A tipping point

Reality bit the markets last week. It took a global health emergency triggered by the Covid-19 outbreak to rile risk-asset prices that had otherwise shrugged off trade wars, fractious politics and air pockets in market liquidity.

But investors should not fear a short-term selloff - even a significant one - in reaction to the outbreak. Instead, the more daunting prospect is that we’ve reached a different sort of tipping point. The recent decline is the first sign that the traditional playbook may have stopped working, and that policy intervention and adding further liquidity may no longer be enough to prolong an extended cycle of market returns and economic expansion.

A rotation in leadership? 

The bigger fear here involves a series of underlying trends which feel exhausted from a returns perspective, but that still hold sway over the popular narrative. These include the preference for passive strategies over active, the belief that returns from private markets will be superior, and the notion that policy rates will be low for the coming decade. Unraveling these would mark nothing less than a paradigm shift. Investors should rightfully fear a meaningful rotation in markets where the widely believed sources of outsized returns are called into question and the under-loved and under-owned parts of the market are reassessed.

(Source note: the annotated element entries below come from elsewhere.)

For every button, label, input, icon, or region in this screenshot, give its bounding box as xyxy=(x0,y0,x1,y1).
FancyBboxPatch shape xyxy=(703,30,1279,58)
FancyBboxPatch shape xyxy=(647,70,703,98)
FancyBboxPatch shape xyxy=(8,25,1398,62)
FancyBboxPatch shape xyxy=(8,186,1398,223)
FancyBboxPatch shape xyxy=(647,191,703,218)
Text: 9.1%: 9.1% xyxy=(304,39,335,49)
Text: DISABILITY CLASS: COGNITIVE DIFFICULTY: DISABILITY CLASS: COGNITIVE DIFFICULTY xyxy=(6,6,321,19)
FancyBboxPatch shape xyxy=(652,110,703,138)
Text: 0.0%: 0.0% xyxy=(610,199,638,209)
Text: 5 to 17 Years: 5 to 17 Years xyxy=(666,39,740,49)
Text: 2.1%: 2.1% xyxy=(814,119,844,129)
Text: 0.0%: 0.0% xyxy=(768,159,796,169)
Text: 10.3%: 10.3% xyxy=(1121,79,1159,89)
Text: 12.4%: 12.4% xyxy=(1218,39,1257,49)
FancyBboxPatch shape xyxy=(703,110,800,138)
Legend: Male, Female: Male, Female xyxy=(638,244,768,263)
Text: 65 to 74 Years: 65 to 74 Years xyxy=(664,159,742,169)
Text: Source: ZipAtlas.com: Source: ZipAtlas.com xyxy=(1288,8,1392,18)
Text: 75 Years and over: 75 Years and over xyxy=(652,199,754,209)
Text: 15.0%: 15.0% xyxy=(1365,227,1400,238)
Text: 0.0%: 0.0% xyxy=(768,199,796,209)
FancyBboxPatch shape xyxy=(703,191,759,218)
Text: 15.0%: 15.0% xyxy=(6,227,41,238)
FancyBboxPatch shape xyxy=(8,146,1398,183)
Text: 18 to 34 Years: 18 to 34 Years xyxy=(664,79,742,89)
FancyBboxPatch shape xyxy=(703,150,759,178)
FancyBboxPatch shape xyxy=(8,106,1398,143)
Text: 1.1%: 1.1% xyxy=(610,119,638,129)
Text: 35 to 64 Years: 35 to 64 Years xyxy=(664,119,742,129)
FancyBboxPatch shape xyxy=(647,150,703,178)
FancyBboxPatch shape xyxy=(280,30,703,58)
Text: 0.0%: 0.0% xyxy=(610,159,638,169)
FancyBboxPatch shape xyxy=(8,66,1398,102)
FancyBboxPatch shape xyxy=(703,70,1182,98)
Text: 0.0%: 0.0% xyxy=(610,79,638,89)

And this is where it’s worth considering how Billy Beane might handicap these markets. Anyone who saw the movie or read the book Moneyball will know that Beane’s secret for success in using a shoestring budget to build a powerhouse out of the Oakland A’s baseball team was to identify value where others had overlooked it, and to profit by identifying fallacies in the conventional wisdom. What might that mean in the context of the current market? Let’s consider a couple of examples.

Testing liquidity

First, liquidity. In recent years, capital that defines itself as long-term has been keen to earn a ‘liquidity premium’ by investing in relatively less-liquid assets such as direct real estate, private equity and other alternative asset classes. Many of these have been pitched on the basis of offering stable absolute returns over a longer time horizon. But in many cases this is a function of how the assets are priced versus true underlying volatility. What happens if we enter an environment where investors become liquidity seeking - and are willing to take a haircut for the privilege exiting their positions? Only then will the true patience of this long-term capital be tested.

The passive push 

Second, factor-based volatility strategies. We’ve had a prolonged period where asset class selection and style have explained the largest part of returns, so it is understandable that we have ended up with a revival in the popularity of factor investing - including strategies that seek to achieve low-volatility outcomes. However, such strategies are particularly vulnerable in periods of rotation in markets, as past behaviour of securities becomes a poor guide to the future. The scale of assets that have been deployed into factor strategies should, therefore, be a cause for concern.

Moneyball and bias

So how do investors brace themselves for this rotation? Billy Beane’s now famous Moneyball techniques involved using unconventional data to find discarded players that could deliver outstanding results by leaning against the underlying prejudices in baseball. Similarly, the prejudices influencing markets can swing around markedly, with the prospects for future returns being lost in the shade of these overarching preferences. In both cases, it pays to look more closely.

A more engaged ESG approach

I am a passionate advocate of investors considering the extent to which individual companies are run with an eye on their broader stakeholders and investment strategies. This is the foreground to any approach looking at environmental, social and governance (ESG) characteristics. However, most of the investment strategies that we have seen so far, be they active or passive, have been centred on simple exclusion of ‘poor’ ESG sectors or issuers. In an environment of abundant asset price returns, the ‘cost’ of this exclusion has been low. However, this becomes more of an issue when the outlook for returns deteriorates. Investors need to be more discerning. The growth of largely two-dimensional ESG strategies have led to a set of ‘discarded’ issuers whose potential value has been subordinated to the overarching biases in the markets.

Choose your volatility

Similarly, the bias against stocks with a higher degree of underlying volatility has become in its own way a self-fulfilling one. Simply put, nothing creates price stability or volatility more than the extent to which capital flows toward and away from a given security. Volatility-focused strategies have perhaps exacerbated this dynamic. No doubt this has led to series of viscous spirals, and again, a group of unpopular and ‘undesirable’ investments. But do fundamentals argue for a different valuation?     

Inefficiencies like these are precisely why investors should not fear a significant sell-off in markets. For most of the last decade, the marginal dollar has sought investment strategies that aim to preserve capital, avoid volatility or attach to popular themes such as disruptive technology or ESG. Additionally, the decreasing breadth in markets in recent years, particularly in listed equities, means that fewer areas within the market have demonstrated outsized returns.

In a market which is flashing signs of uncertainty, longer term investors should worry less about the near term downside and more about a material change in the pattern of leadership. As the challenge of delivering returns becomes greater, don’t follow the well-worn playbook, think how Billy Beane would respond.